Virus Reference Department, Public Health England, London, UK.
Virus Reference Department, Public Health England, London, UK.
Vaccine. 2014 Feb 26;32(10):1139-46. doi: 10.1016/j.vaccine.2014.01.008. Epub 2014 Jan 15.
The highly efficacious human papillomavirus (HPV) vaccines contain virus-like particles (VLP) representing genotypes HPV16 and HPV18, which together account for approximately 70% of cervical cancer cases. Vaccine-type protection is thought to be mediated by high titer, type-specific neutralizing antibodies. The vaccines also confer a degree of cross-protection against some genetically-related types from the Alpha-9 (HPV16-like: HPV31, HPV33, HPV35, HPV52, HPV58) and Alpha-7 (HPV18-like: HPV39, HPV45, HPV59, HPV68) species groups. Cross-protection is coincident with the detection of low titer serum responses against non-vaccine types by vaccinees. Such antibodies may be the effectors of cross-protection or their detection may be useful as a correlate or surrogate. This study evaluated whether cross-neutralization of HPV types from the Alpha-9 species group is mediated by antibodies with a predominantly type-restricted specificity for HPV16 that nevertheless exhibit low affinity interactions with non-vaccine types, or by antibody specificities that demonstrate similar recognition of vaccine and non-vaccine types but are present at very low levels. Antibodies generated following Cervarix® vaccination of 13-14 year old girls were evaluated by pseudovirus neutralization, VLP ELISA and by enrichment of target antigen specificity using VLP-immobilized beads. Two-dimensional hierarchical clustering of serology data demonstrated that the antibody specificity profile generated by VLP ELISA was both quantitatively and qualitatively different from the neutralizing antibody specificity profile. Target-specific antibody enrichment demonstrated that cross-neutralization of non-vaccine types was due to a minority of antibodies rather than by the weak interactions of a predominantly type-restricted HPV16 antibody specificity. Furthermore, cross-neutralization of non-vaccine types appeared to be mediated by multiple antibody specificities, recognizing single and multiple non-vaccine types, and whose specificities were not predictable from examination of the serum neutralizing antibody profile. These data contribute to our understanding of the antibody specificities elicited following HPV vaccination and have potential implications for vaccine-induced cross-protection.
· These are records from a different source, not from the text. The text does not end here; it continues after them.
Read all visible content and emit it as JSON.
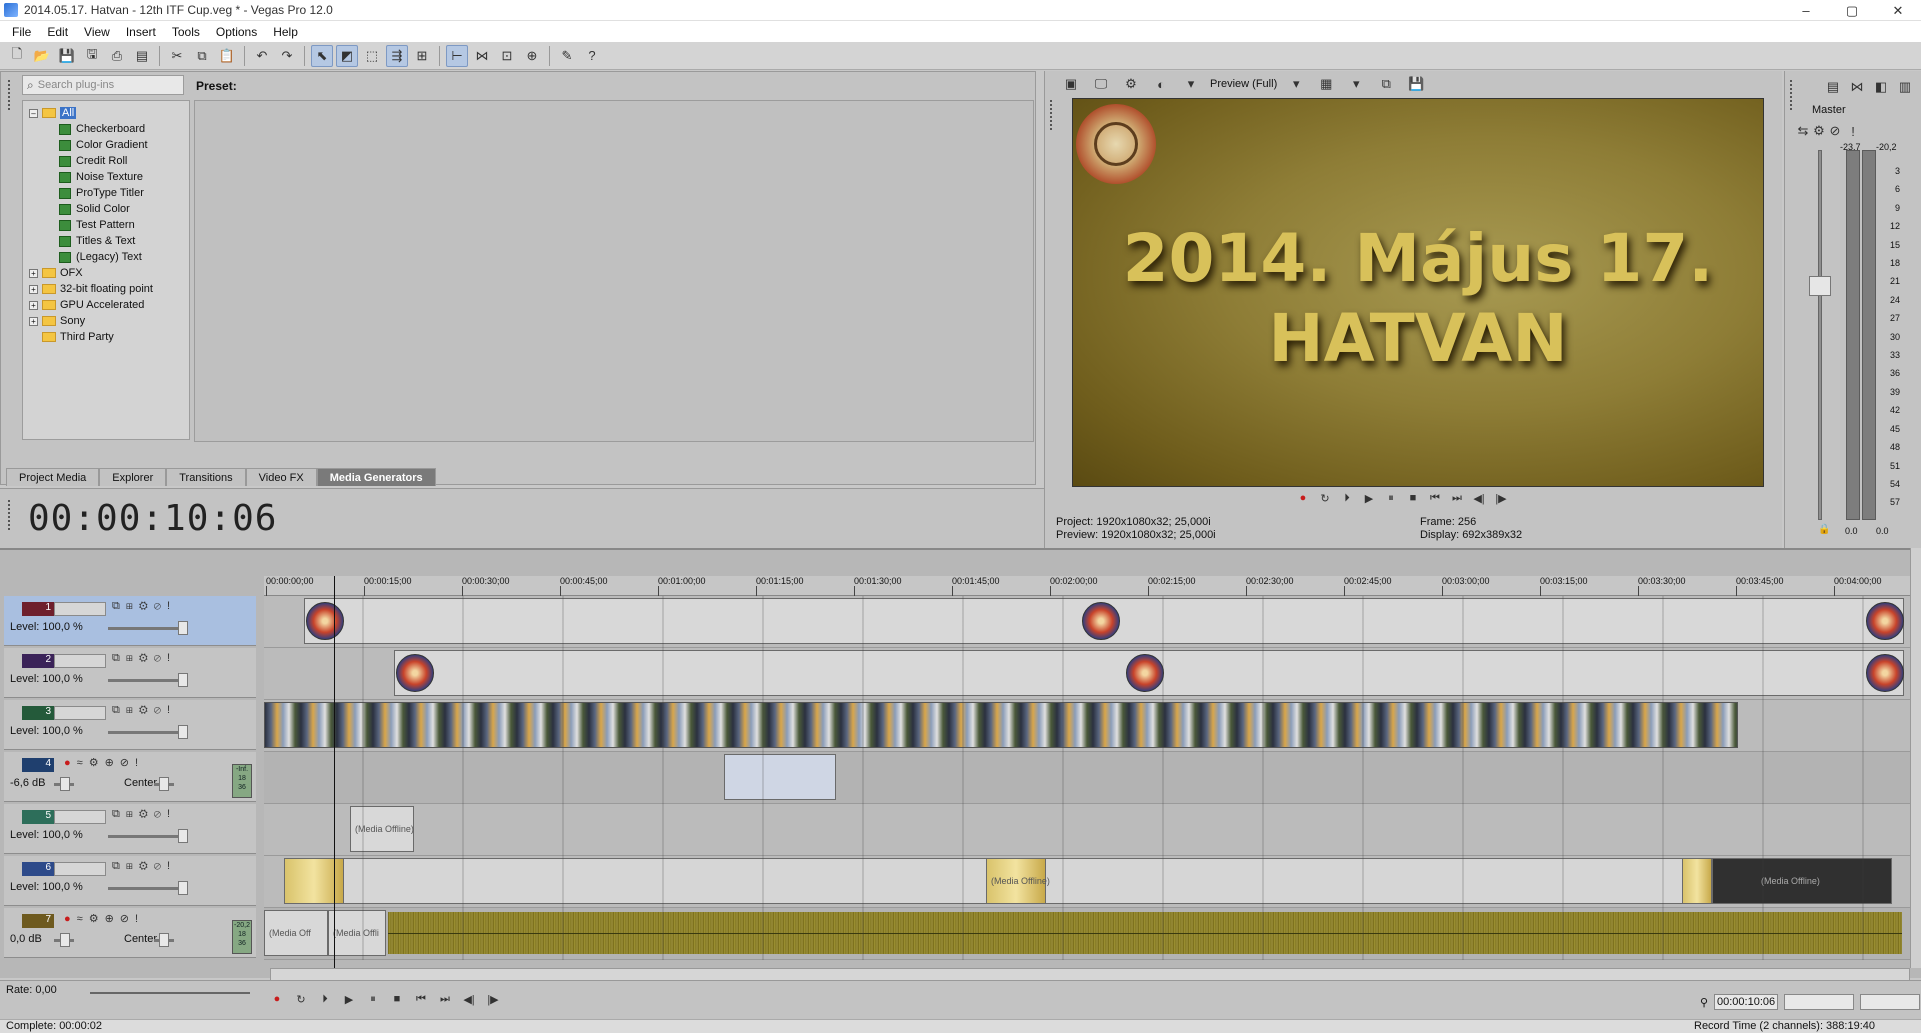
{
  "window": {
    "title": "2014.05.17. Hatvan - 12th ITF Cup.veg * - Vegas Pro 12.0",
    "controls": [
      "–",
      "▢",
      "✕"
    ]
  },
  "menu": [
    "File",
    "Edit",
    "View",
    "Insert",
    "Tools",
    "Options",
    "Help"
  ],
  "plugins": {
    "search_placeholder": "Search plug-ins",
    "preset_label": "Preset:",
    "tree": [
      {
        "label": "All",
        "level": 0,
        "type": "folder",
        "expander": "–",
        "selected": true
      },
      {
        "label": "Checkerboard",
        "level": 1,
        "type": "generator"
      },
      {
        "label": "Color Gradient",
        "level": 1,
        "type": "generator"
      },
      {
        "label": "Credit Roll",
        "level": 1,
        "type": "generator"
      },
      {
        "label": "Noise Texture",
        "level": 1,
        "type": "generator"
      },
      {
        "label": "ProType Titler",
        "level": 1,
        "type": "generator"
      },
      {
        "label": "Solid Color",
        "level": 1,
        "type": "generator"
      },
      {
        "label": "Test Pattern",
        "level": 1,
        "type": "generator"
      },
      {
        "label": "Titles & Text",
        "level": 1,
        "type": "generator"
      },
      {
        "label": "(Legacy) Text",
        "level": 1,
        "type": "generator"
      },
      {
        "label": "OFX",
        "level": 0,
        "type": "folder",
        "expander": "+"
      },
      {
        "label": "32-bit floating point",
        "level": 0,
        "type": "folder",
        "expander": "+"
      },
      {
        "label": "GPU Accelerated",
        "level": 0,
        "type": "folder",
        "expander": "+"
      },
      {
        "label": "Sony",
        "level": 0,
        "type": "folder",
        "expander": "+"
      },
      {
        "label": "Third Party",
        "level": 0,
        "type": "folder",
        "expander": ""
      }
    ]
  },
  "tabs": [
    {
      "label": "Project Media",
      "active": false
    },
    {
      "label": "Explorer",
      "active": false
    },
    {
      "label": "Transitions",
      "active": false
    },
    {
      "label": "Video FX",
      "active": false
    },
    {
      "label": "Media Generators",
      "active": true
    }
  ],
  "timecode": "00:00:10:06",
  "preview": {
    "mode": "Preview (Full)",
    "title_line1": "2014. Május 17.",
    "title_line2": "HATVAN",
    "project_label": "Project:",
    "project_value": "1920x1080x32; 25,000i",
    "preview_label": "Preview:",
    "preview_value": "1920x1080x32; 25,000i",
    "frame_label": "Frame:",
    "frame_value": "256",
    "display_label": "Display:",
    "display_value": "692x389x32"
  },
  "master": {
    "label": "Master",
    "peak_left": "-23,7",
    "peak_right": "-20,2",
    "bottom_left": "0.0",
    "bottom_right": "0.0",
    "scale": [
      "3",
      "6",
      "9",
      "12",
      "15",
      "18",
      "21",
      "24",
      "27",
      "30",
      "33",
      "36",
      "39",
      "42",
      "45",
      "48",
      "51",
      "54",
      "57"
    ]
  },
  "ruler": [
    "00:00:00;00",
    "00:00:15;00",
    "00:00:30;00",
    "00:00:45;00",
    "00:01:00;00",
    "00:01:15;00",
    "00:01:30;00",
    "00:01:45;00",
    "00:02:00;00",
    "00:02:15;00",
    "00:02:30;00",
    "00:02:45;00",
    "00:03:00;00",
    "00:03:15;00",
    "00:03:30;00",
    "00:03:45;00",
    "00:04:00;00"
  ],
  "tracks": [
    {
      "number": "1",
      "kind": "video",
      "level_text": "Level: 100,0 %",
      "selected": true,
      "color": "#6e1f2c"
    },
    {
      "number": "2",
      "kind": "video",
      "level_text": "Level: 100,0 %",
      "selected": false,
      "color": "#3b2359"
    },
    {
      "number": "3",
      "kind": "video",
      "level_text": "Level: 100,0 %",
      "selected": false,
      "color": "#245a3a"
    },
    {
      "number": "4",
      "kind": "audio",
      "level_text": "-6,6 dB",
      "pan_text": "Center",
      "vu_top": "-Inf.",
      "vu_mid": "18",
      "vu_bot": "36",
      "selected": false,
      "color": "#1f3f6e"
    },
    {
      "number": "5",
      "kind": "video",
      "level_text": "Level: 100,0 %",
      "selected": false,
      "color": "#2d6e5a"
    },
    {
      "number": "6",
      "kind": "video",
      "level_text": "Level: 100,0 %",
      "selected": false,
      "color": "#2d4a8a"
    },
    {
      "number": "7",
      "kind": "audio",
      "level_text": "0,0 dB",
      "pan_text": "Center",
      "vu_top": "-20,2",
      "vu_mid": "18",
      "vu_bot": "36",
      "selected": false,
      "color": "#6e5a1f"
    }
  ],
  "clip_labels": {
    "offline": "(Media Offline)",
    "offline_short": "(Media Offli",
    "offline_mid": "(Media Off"
  },
  "bottom": {
    "rate_label": "Rate: 0,00",
    "timecode": "00:00:10:06",
    "status_left": "Complete: 00:00:02",
    "status_right": "Record Time (2 channels): 388:19:40"
  }
}
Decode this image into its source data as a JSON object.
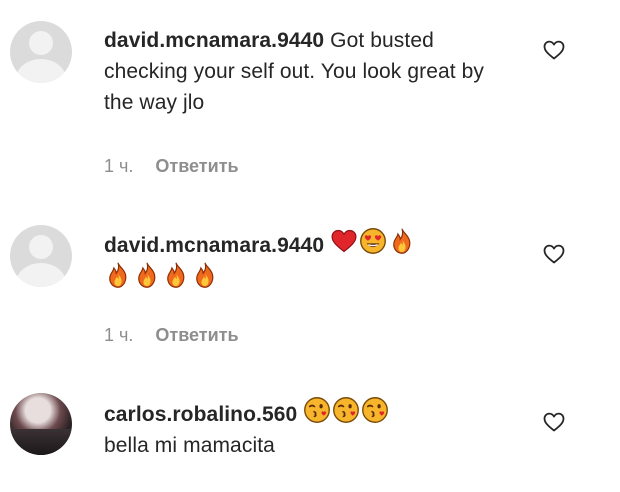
{
  "comments": [
    {
      "username": "david.mcnamara.9440",
      "text": "Got busted checking your self out. You look great by the way jlo",
      "time": "1 ч.",
      "reply_label": "Ответить",
      "avatar": "default-avatar",
      "like_icon": "heart-outline-icon"
    },
    {
      "username": "david.mcnamara.9440",
      "text": "",
      "emojis": [
        "red-heart-emoji",
        "heart-eyes-emoji",
        "fire-emoji",
        "fire-emoji",
        "fire-emoji",
        "fire-emoji",
        "fire-emoji"
      ],
      "time": "1 ч.",
      "reply_label": "Ответить",
      "avatar": "default-avatar",
      "like_icon": "heart-outline-icon"
    },
    {
      "username": "carlos.robalino.560",
      "text": "bella mi mamacita",
      "emojis": [
        "kissing-wink-emoji",
        "kissing-wink-emoji",
        "kissing-wink-emoji"
      ],
      "avatar": "photo-avatar",
      "like_icon": "heart-outline-icon"
    }
  ],
  "colors": {
    "text": "#262626",
    "meta": "#8e8e8e",
    "avatar_placeholder": "#dbdbdb",
    "heart_red": "#e0252b",
    "emoji_yellow": "#f7b52c",
    "fire_orange": "#f06a1d"
  }
}
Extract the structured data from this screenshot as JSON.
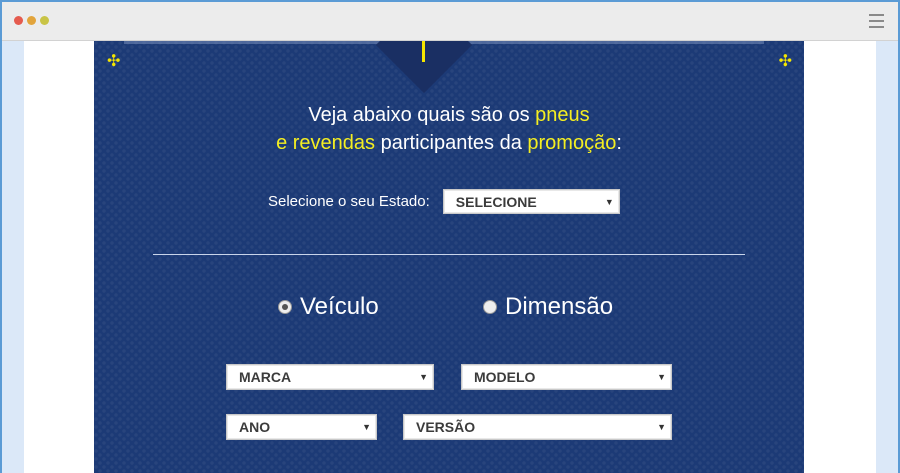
{
  "browser": {
    "controls": [
      "close-dot",
      "minimize-dot",
      "maximize-dot"
    ],
    "menu_icon": "hamburger-icon"
  },
  "panel": {
    "headline": {
      "line1_part1": "Veja abaixo quais são os ",
      "line1_highlight": "pneus",
      "line2_highlight1": "e revendas",
      "line2_part2": " participantes da ",
      "line2_highlight2": "promoção",
      "line2_colon": ":"
    },
    "state_label": "Selecione o seu Estado:",
    "state_select": "SELECIONE",
    "search_type": {
      "option1": "Veículo",
      "option2": "Dimensão",
      "selected": "Veículo"
    },
    "selects": {
      "marca": "MARCA",
      "modelo": "MODELO",
      "ano": "ANO",
      "versao": "VERSÃO"
    },
    "caret": "▼",
    "move_handle": "✣"
  },
  "colors": {
    "panel_bg": "#1c3a76",
    "highlight": "#f4ee21",
    "text": "#ffffff",
    "page_outer": "#dbe8f8"
  }
}
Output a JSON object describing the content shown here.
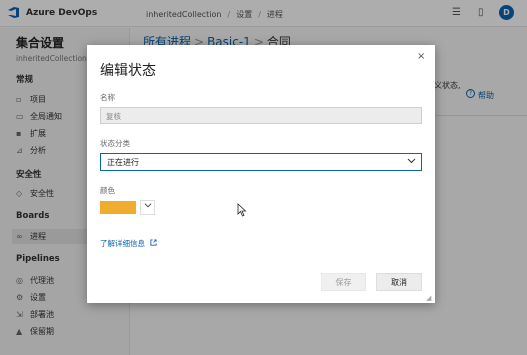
{
  "topbar": {
    "brand": "Azure DevOps",
    "breadcrumb": [
      "inheritedCollection",
      "设置",
      "进程"
    ],
    "avatar_initial": "D"
  },
  "sidebar": {
    "title": "集合设置",
    "subtitle": "inheritedCollection",
    "sections": {
      "general": "常规",
      "security": "安全性",
      "boards": "Boards",
      "pipelines": "Pipelines"
    },
    "items": {
      "projects": "项目",
      "notifications": "全局通知",
      "extensions": "扩展",
      "analytics": "分析",
      "security": "安全性",
      "process": "进程",
      "agent_pools": "代理池",
      "settings": "设置",
      "deployment_pools": "部署池",
      "retention": "保留期"
    }
  },
  "main": {
    "crumb_root": "所有进程",
    "crumb_process": "Basic-1",
    "crumb_current": "合同",
    "bg_fragment": "义状态,",
    "help_label": "帮助"
  },
  "dialog": {
    "title": "编辑状态",
    "close_glyph": "×",
    "name_label": "名称",
    "name_value": "复核",
    "category_label": "状态分类",
    "category_value": "正在进行",
    "color_label": "颜色",
    "color_value": "#f0ac2e",
    "learn_more": "了解详细信息",
    "save_label": "保存",
    "cancel_label": "取消"
  }
}
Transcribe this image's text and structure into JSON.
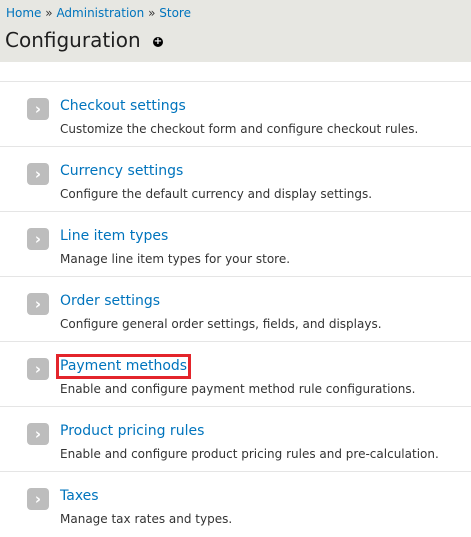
{
  "breadcrumb": {
    "items": [
      "Home",
      "Administration",
      "Store"
    ],
    "separator": "»"
  },
  "page": {
    "title": "Configuration",
    "shortcut_icon": "add-shortcut-icon"
  },
  "items": [
    {
      "title": "Checkout settings",
      "description": "Customize the checkout form and configure checkout rules."
    },
    {
      "title": "Currency settings",
      "description": "Configure the default currency and display settings."
    },
    {
      "title": "Line item types",
      "description": "Manage line item types for your store."
    },
    {
      "title": "Order settings",
      "description": "Configure general order settings, fields, and displays."
    },
    {
      "title": "Payment methods",
      "description": "Enable and configure payment method rule configurations."
    },
    {
      "title": "Product pricing rules",
      "description": "Enable and configure product pricing rules and pre-calculation."
    },
    {
      "title": "Taxes",
      "description": "Manage tax rates and types."
    }
  ],
  "colors": {
    "link": "#0074bd",
    "header_bg": "#e7e7e2",
    "highlight": "#e3242b",
    "arrow_bg": "#bdbdbd"
  }
}
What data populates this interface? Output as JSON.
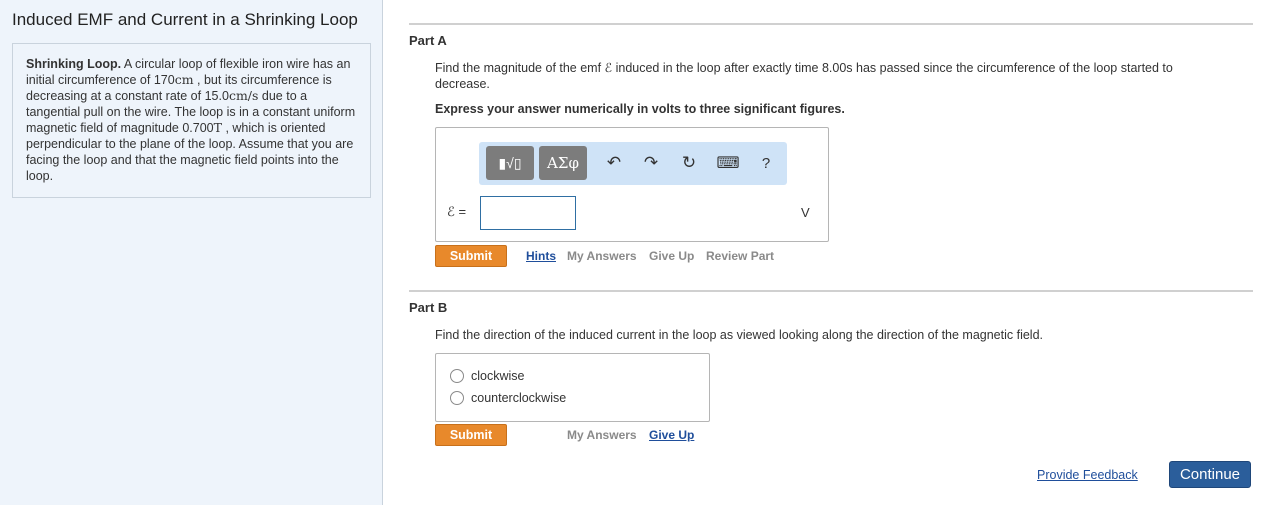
{
  "title": "Induced EMF and Current in a Shrinking Loop",
  "intro": {
    "lead": "Shrinking Loop.",
    "text1": " A circular loop of flexible iron wire has an initial circumference of ",
    "circ_value": "170",
    "circ_unit": "cm",
    "text2": " , but its circumference is decreasing at a constant rate of ",
    "rate_value": "15.0",
    "rate_unit": "cm/s",
    "text3": " due to a tangential pull on the wire. The loop is in a constant uniform magnetic field of magnitude ",
    "field_value": "0.700",
    "field_unit": "T",
    "text4": " , which is oriented perpendicular to the plane of the loop. Assume that you are facing the loop and that the magnetic field points into the loop."
  },
  "partA": {
    "title": "Part A",
    "prompt": "Find the magnitude of the emf ℰ induced in the loop after exactly time 8.00s has passed since the circumference of the loop started to decrease.",
    "instruction": "Express your answer numerically in volts to three significant figures.",
    "toolbar": {
      "template_label": "▮√▯",
      "greek_label": "ΑΣφ",
      "undo": "↶",
      "redo": "↷",
      "reset": "↻",
      "keyboard": "⌨",
      "help": "?"
    },
    "eq_label": "ℰ =",
    "input_value": "",
    "unit": "V",
    "submit": "Submit",
    "links": {
      "hints": "Hints",
      "my_answers": "My Answers",
      "give_up": "Give Up",
      "review_part": "Review Part"
    }
  },
  "partB": {
    "title": "Part B",
    "prompt": "Find the direction of the induced current in the loop as viewed looking along the direction of the magnetic field.",
    "options": [
      "clockwise",
      "counterclockwise"
    ],
    "submit": "Submit",
    "links": {
      "my_answers": "My Answers",
      "give_up": "Give Up"
    }
  },
  "footer": {
    "feedback": "Provide Feedback",
    "continue": "Continue"
  },
  "colors": {
    "accent_orange": "#e8892b",
    "link_blue": "#1f4e9b",
    "button_blue": "#2b5e9b",
    "panel_bg": "#eef4fb",
    "toolbar_bg": "#cfe3f7"
  }
}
高度有效的人乳头瘤病毒 (HPV) 疫苗包含代表 HPV16 和 HPV18 基因型的病毒样颗粒 (VLP),这两种基因型约占宫颈癌病例的 70%。疫苗型保护被认为是由高滴度、型特异性中和抗体介导的。疫苗还对来自 Alpha-9(HPV16 样型:HPV31、HPV33、HPV35、HPV52、HPV58)和 Alpha-7(HPV18 样型:HPV39、HPV45、HPV59、HPV68)种组的一些遗传相关类型提供一定程度的交叉保护。在接种疫苗的人群中检测到针对非疫苗类型的低滴度血清反应时,就会出现交叉保护。这些抗体可能是交叉保护的效应物,或者它们的检测可能作为相关性或替代物有用。本研究评估了 Alpha-9 种组的 HPV 型的交叉中和是否由针对 HPV16 的主要型特异性抗体介导,这些抗体尽管与非疫苗类型具有低亲和力相互作用,但具有类似的疫苗和非疫苗类型的识别特异性,但存在非常低的水平。通过对 13-14 岁女孩进行 Cervarix® 疫苗接种产生的抗体通过假病毒中和、VLP ELISA 以及使用 VLP 固定珠富集目标抗原特异性进行评估。血清学数据的二维层次聚类表明,VLP ELISA 产生的抗体特异性谱在数量和质量上均与中和抗体特异性谱不同。针对特定目标的抗体富集表明,非疫苗类型的交叉中和是由少数抗体引起的,而不是由主要型特异性 HPV16 抗体特异性的弱相互作用引起的。此外,非疫苗类型的交叉中和似乎是由多种抗体特异性介导的,这些特异性识别单个和多个非疫苗类型,并且其特异性不能从血清中和抗体谱的检查中预测。这些数据有助于我们了解 HPV 疫苗接种后引起的抗体特异性,并对疫苗诱导的交叉保护具有潜在影响。